Botanically, Melicytus obovatus has been a slightly confusing entity, as it comprises several distinct forms, that have been recognised as separate within Eagle’s Trees and Shrubs of New Zealand (2006)2. These have been partially looked at within recent taxonomic work (as noted at the start of this profile). According to the aggregation of forms described within Eagle’s, the true type of the species, M. obovatus, is native to limestone areas of Nelson, whilst an allied form entitled M. aff. obovatus (i) is the plant that occurs on the mainland coastline and islands of Cook Strait – a species that has now been described as Melicytus orarius.
There are also unusual variants from isolated limestone areas of Northwest Nelson (notably Mt Burnett – pictured above, left), and a particularly good form (from the recently-described M. orarius) that occurs in the vicinity of Titahi Bay (which is the form that we specify most frequently within gardens).
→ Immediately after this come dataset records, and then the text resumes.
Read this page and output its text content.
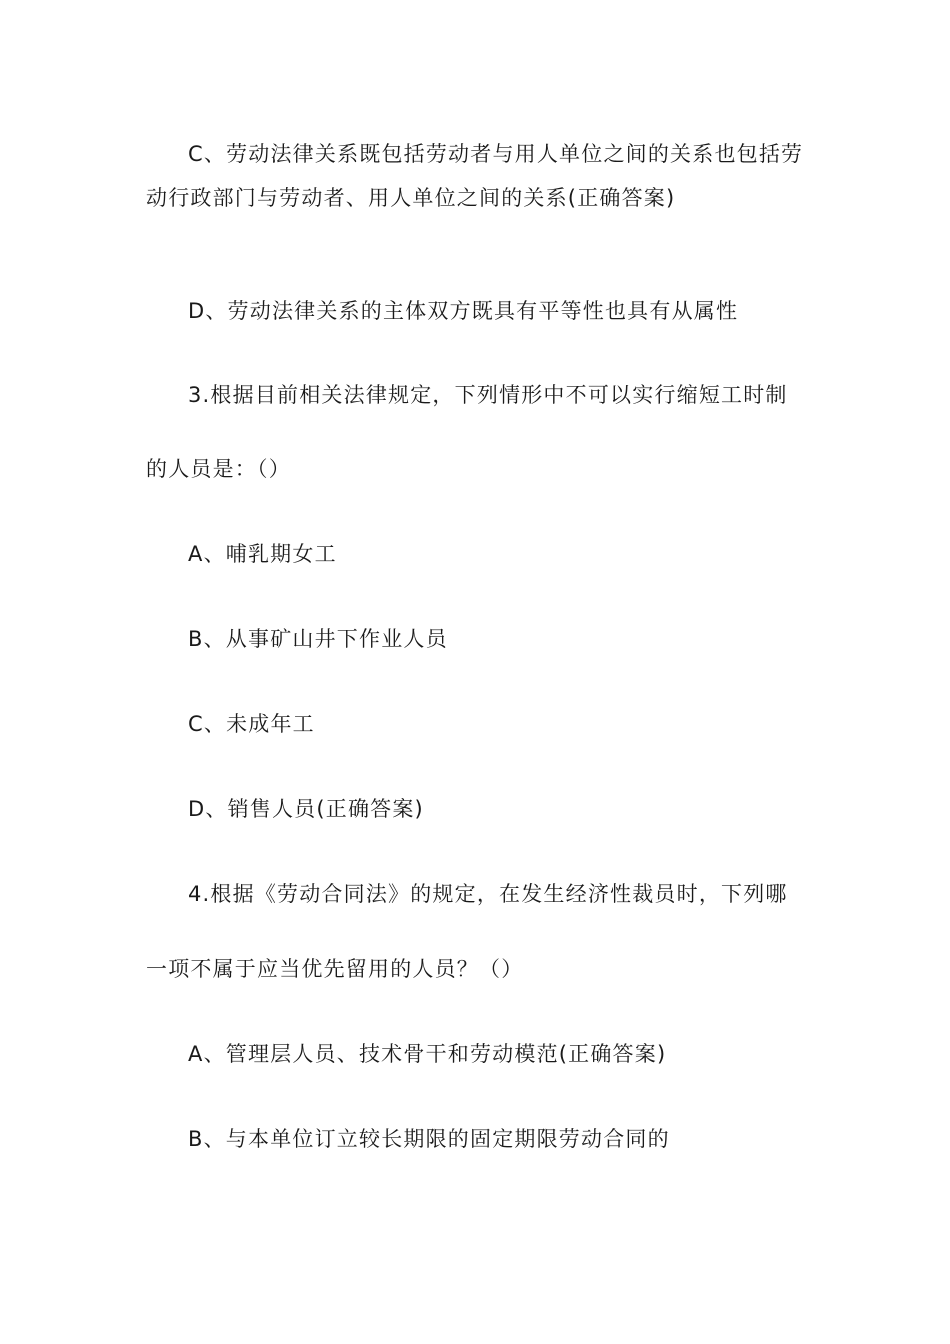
C、劳动法律关系既包括劳动者与用人单位之间的关系也包括劳
动行政部门与劳动者、用人单位之间的关系(正确答案)
D、劳动法律关系的主体双方既具有平等性也具有从属性
3.根据目前相关法律规定，下列情形中不可以实行缩短工时制
的人员是：（）
A、哺乳期女工
B、从事矿山井下作业人员
C、未成年工
D、销售人员(正确答案)
4.根据《劳动合同法》的规定，在发生经济性裁员时，下列哪
一项不属于应当优先留用的人员？（）
A、管理层人员、技术骨干和劳动模范(正确答案)
B、与本单位订立较长期限的固定期限劳动合同的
The Titahi Bay plant is an outstanding low-growing shrub, with an even more compact growth habit than its close relatives, and glossy, comparatively dark leaves (this form is pictured at the top of this species’ profile). In contrast, the Mt Burnett form assumes an attractive, arching branching pattern, and has narrower leaves than other plants of the M. obovatus complex. This arching habit forms an excellent frame through which compact climbers (such as the form of native Clematis commonly known as C. hookeriana) may wind their stems.
The Cook Strait form (which is part of M. orarius) that has hitherto been the most commonly-grown form attains a height in excess of 1.5m tall, if left untrimmed. However, as it takes so well to regular pruning, it can be maintained as low as half a meter. We normally specify M. obovatus to be pruned in a pseudo-formal fashion, which evokes the naturally compact shape that exposed coastal conditions impose upon such shrubs in nature. It is important to note that one should prune the tips of leading branches early in the life of the shrub, to encourage the development of a dense habit later as the plant matures. This is, of course, a rule that should be applied to many other shrubs in the garden.
Unsurprisingly for a plant that inhabits cliffs and rocky ground, Melicytus obovatus should not be planted in overly damp ground, and care should also be taken that soil or mulch is not built up over the base of the plant (although the latter is true for most shrubs). It is tolerant of a range of light conditions, assuming a more sprawling growth habit within shade. Assuming that it is provided with reasonably well-drained conditions, this species is largely untroubled by pests and diseases; yet another characteristic that places it as a superior native alternative to the usual suspects trundled out for structural planting within the garden.